Fate

I went through my father's (or what used to be his because it's mine now) stamp and first day covers (FDCs) collection this afternoon.
I must say, I'm pretty amazed by what he's managed to collect over the years.
Stamps from every conceivable corner of the world and FDCs of events that have earned a place in our history books.
Hell, he's even got one commemorating man's first landing on the moon!

However, what caught my attention was not the philatelic wealth before me,
but rather an odd fingerprint stamped across a very old stamp from the days when the Japanese occupied Malaya.
It caught my attention because like me, my father is very meticulous with his "treasures"
and isn't one to have held his stamps with his bare hands
- yes, he uses tweezers, which is the proper thing to do.

It didn't take me long, however, to realise that these were the prints of a very mischievous seven-year-old
secretly flipping through her father's stamp album while eating chocolate.
You see, her father kept them in a really high cupboard and forbade her to touch them,
for reasons that probably are quite obvious.
And what we can't have, we always want.

My father caught me red handed that day and told me that in time, all of them would be mine.
After all, he couldn't take them to his grave now, could he?
However, till that day came, I'd have to learn how to take care of them.

He taught me how to sieve the good stamps from the bad (damaged perforations, crossed out by over-zealous postmen);
how to appreciate postmarks (yes, he collects them too);
how to float the envelopes in the water just long enough for them to come off but not enough to get them soggy and fade away the prints;
how to take them out of the water and dry them ever so delicately;
and how to keep them in the albums ever so gently.
If this sounds tedious, it's because it was.
But it prepared me for what I have now - a set collected with equally painstaking efforts by my father over three decades.

Like everything that happens around us,
you never really know why certain things happen until you look at the sequence of events years later in retrospect.

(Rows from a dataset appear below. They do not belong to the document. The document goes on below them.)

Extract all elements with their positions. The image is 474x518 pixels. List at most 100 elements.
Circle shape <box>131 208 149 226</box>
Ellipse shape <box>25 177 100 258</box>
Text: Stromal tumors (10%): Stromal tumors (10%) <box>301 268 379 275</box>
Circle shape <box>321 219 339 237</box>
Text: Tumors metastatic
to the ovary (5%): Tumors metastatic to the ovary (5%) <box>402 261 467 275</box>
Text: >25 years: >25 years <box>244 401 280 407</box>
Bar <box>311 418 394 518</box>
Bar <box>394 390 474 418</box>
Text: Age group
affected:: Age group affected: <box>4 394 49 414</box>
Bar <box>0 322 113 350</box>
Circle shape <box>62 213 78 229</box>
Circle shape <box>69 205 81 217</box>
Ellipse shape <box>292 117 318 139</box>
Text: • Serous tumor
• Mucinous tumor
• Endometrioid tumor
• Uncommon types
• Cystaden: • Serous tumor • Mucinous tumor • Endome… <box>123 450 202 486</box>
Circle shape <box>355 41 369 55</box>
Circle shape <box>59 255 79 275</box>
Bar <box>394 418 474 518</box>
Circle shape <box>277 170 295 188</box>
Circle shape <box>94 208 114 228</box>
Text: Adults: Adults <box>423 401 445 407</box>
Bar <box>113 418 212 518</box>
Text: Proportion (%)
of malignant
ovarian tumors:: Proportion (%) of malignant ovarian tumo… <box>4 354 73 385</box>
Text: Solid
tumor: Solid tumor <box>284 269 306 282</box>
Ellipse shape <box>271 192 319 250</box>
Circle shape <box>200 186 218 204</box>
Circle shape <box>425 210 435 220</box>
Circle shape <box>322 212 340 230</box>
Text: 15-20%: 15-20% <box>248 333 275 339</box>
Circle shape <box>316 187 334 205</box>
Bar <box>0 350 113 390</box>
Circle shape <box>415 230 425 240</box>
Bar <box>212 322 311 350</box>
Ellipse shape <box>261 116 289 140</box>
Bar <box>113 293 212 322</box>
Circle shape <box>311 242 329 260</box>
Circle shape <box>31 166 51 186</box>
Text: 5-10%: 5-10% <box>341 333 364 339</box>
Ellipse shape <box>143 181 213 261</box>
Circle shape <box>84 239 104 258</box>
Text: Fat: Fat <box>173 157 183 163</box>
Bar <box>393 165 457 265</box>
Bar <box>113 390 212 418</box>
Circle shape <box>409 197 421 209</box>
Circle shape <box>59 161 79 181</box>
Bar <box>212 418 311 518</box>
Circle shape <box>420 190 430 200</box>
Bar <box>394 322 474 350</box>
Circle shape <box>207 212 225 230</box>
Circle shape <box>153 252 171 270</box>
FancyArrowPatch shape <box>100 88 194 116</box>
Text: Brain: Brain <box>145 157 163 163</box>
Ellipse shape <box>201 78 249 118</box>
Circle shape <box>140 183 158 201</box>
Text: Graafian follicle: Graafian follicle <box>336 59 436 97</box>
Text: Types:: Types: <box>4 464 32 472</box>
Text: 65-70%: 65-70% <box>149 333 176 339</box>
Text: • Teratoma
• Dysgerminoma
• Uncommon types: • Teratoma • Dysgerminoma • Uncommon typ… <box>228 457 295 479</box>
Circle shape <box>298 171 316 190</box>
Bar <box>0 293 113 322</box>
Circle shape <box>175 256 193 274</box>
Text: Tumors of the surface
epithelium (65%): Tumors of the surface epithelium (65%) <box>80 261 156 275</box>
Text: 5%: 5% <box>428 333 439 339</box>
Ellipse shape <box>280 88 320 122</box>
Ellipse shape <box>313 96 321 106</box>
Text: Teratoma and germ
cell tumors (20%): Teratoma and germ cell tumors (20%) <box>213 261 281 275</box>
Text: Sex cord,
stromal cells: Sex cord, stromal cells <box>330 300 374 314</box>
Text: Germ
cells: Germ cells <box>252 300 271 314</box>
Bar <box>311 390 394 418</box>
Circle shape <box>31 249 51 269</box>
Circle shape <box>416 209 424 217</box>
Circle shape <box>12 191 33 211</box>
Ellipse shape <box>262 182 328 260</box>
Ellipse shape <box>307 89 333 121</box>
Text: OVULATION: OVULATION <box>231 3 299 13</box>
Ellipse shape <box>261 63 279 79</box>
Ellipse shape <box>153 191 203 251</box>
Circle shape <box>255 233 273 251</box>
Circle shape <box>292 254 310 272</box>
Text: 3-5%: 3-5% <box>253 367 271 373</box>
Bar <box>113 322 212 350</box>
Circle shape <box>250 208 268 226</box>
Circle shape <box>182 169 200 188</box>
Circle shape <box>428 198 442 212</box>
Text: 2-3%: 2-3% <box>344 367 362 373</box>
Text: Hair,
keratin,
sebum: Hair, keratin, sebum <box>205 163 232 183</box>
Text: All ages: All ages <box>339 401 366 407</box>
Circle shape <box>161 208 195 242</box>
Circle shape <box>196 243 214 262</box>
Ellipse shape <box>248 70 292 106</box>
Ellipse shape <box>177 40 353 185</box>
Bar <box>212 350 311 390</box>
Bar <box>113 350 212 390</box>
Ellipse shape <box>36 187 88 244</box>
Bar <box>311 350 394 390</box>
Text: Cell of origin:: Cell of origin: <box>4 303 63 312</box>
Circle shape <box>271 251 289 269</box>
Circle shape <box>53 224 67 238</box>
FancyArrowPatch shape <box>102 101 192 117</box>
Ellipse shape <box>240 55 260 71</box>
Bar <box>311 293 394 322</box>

Everytime I break up, I learn what to look for in a man.
Everytime I am stabbed in the back by friends I hold close to my heart (and considering most of them are girls, it happens quite lot),
I learn how to appreciate those around me which haven't done so yet.
Everytime I fall, I learn how to pick myself up and continue walking with my sights set ahead;
because if you keep looking back at where you fell, you're only just going to fall into another hole straight ahead.
I don't believe in giving myself excuses.
If I make a mistake, I wallow in a little self-pity, deal with it, and move on.

I believe I was graced with certain disadvantages and certain imperfections so that I may enjoy whatever was right in my life.
I believe I was made to work for whatever I have so that I may not take whatever is around me for granted;
so that when I go out into this world on my own, I do not assume that everything will fall onto my lap at a snap of my fingers.

I believe that everything happens for a purpose.
I believe that like my father guided me through my philatelic journey, my Father guides me through my Life journey.

The seven-year-old has grown up now. And she won't stain her father's stamps anymore.